El examen de Estado lo superó Alfredo Prieto Valiente en Madrid, organizado por la Universidad Central. "Era una prueba dura. Primero, un examen escrito con problemas de Matemáticas, una traducción de Latín y una redacción sobre el tema que tocara. Si aprobabas, pasabas a la prueba oral, e ibas pasando de catedrático en catedrático contestando a las preguntas un día entero. A las ocho de la tarde salí del último interrogatorio tan exhausto que recuerdo que me senté en una acera en la Gran Vía y me pasé allí no sé cuánto tiempo, recuperándome".

Entre las asignaturas que metían un poco de miedo estaba la Religión. "Unos días antes del examen los Jesuitas nos alertaron. Se habían enterado de quién iba a ser el profesor encargado de las preguntas de Religión. Nos dijeron: 'Cuidado con él, que es agnóstico y a ver qué vais a decir. Lo mejor es no hablar de Dios'".
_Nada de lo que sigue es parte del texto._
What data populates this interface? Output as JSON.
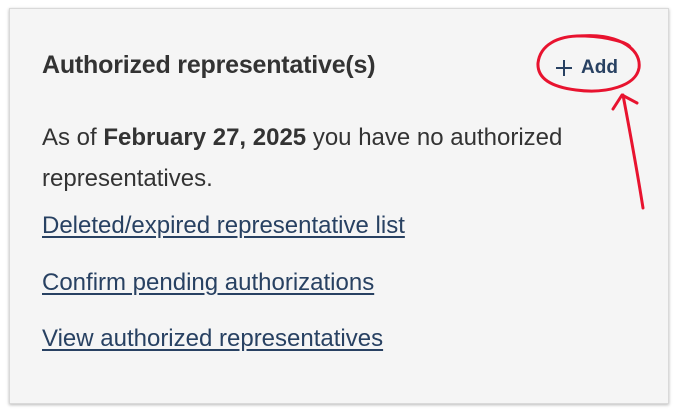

Con el aprobado en la mano, Alfredo Prieto Valiente se matriculó en la Universidad de Oviedo. "Tenía muy claro que quería estudiar Derecho. Supongo que influiría el hecho de tener un abuelo notario y un padre juez de menores, pero yo lo que quería era ser abogado. En 1951 la Universidad padecía aún las secuelas de la guerra, y no sólo físicas. Muchas asignaturas carecían de catedrático y estaban gestionadas por profesores auxiliares. Había un nivel muy dispar, pero tuve profesores de enorme talla. Uno era Torcuato Fernández-Miranda. Tato era clarividente, pero, seamos claros, muy mal pedagogo, con unas explicaciones muy enrevesadas y un libro de texto, escrito por él, que no había quien lo entendiera. Explicaba los principios generales del Movimiento, y estaba de acuerdo con algunos y en desacuerdo con otros, así que a veces derivaba filosofando sobre temas políticos. Un día, en el claustro del edificio histórico, los alumnos nos pusimos de acuerdo en formar una comisión para explicarle a Torcuato que no entendíamos una palabra de sus clases. Nos eligieron a tres, que nos armamos de valor y le expusimos la situación. Y Torcuato diciéndonos que no, que todo era muy sencillo, que la materia de Derecho Político no tenía dificultad alguna. Al final zanjó la conversación con una frase memorable: 'En la vida tendrán ustedes que estudiar muchas cosas que no entienden para poder comenzar a entender alguna'".

José Aparici impartía Derecho Romano. Silva Melero, que llegó a presidente del Tribunal Supremo, también estaba en la nómina de docentes de la Universidad, institución de la que llegó a ser rector. "Y Sabino Álvarez Gendín, otro rector con el que Asturias yo creo que no se portó del todo bien. Cuentan que en plena posguerra el Estado quiso cerrar algunas universidades por falta de capacidad económica, y que en esa lista estaba la Universidad de Oviedo. Gendín y otros profesores plantaron cara, y quizá aquí intervino Carmen Polo, y la Universidad se mantuvo. No me imagino Oviedo sin su Universidad".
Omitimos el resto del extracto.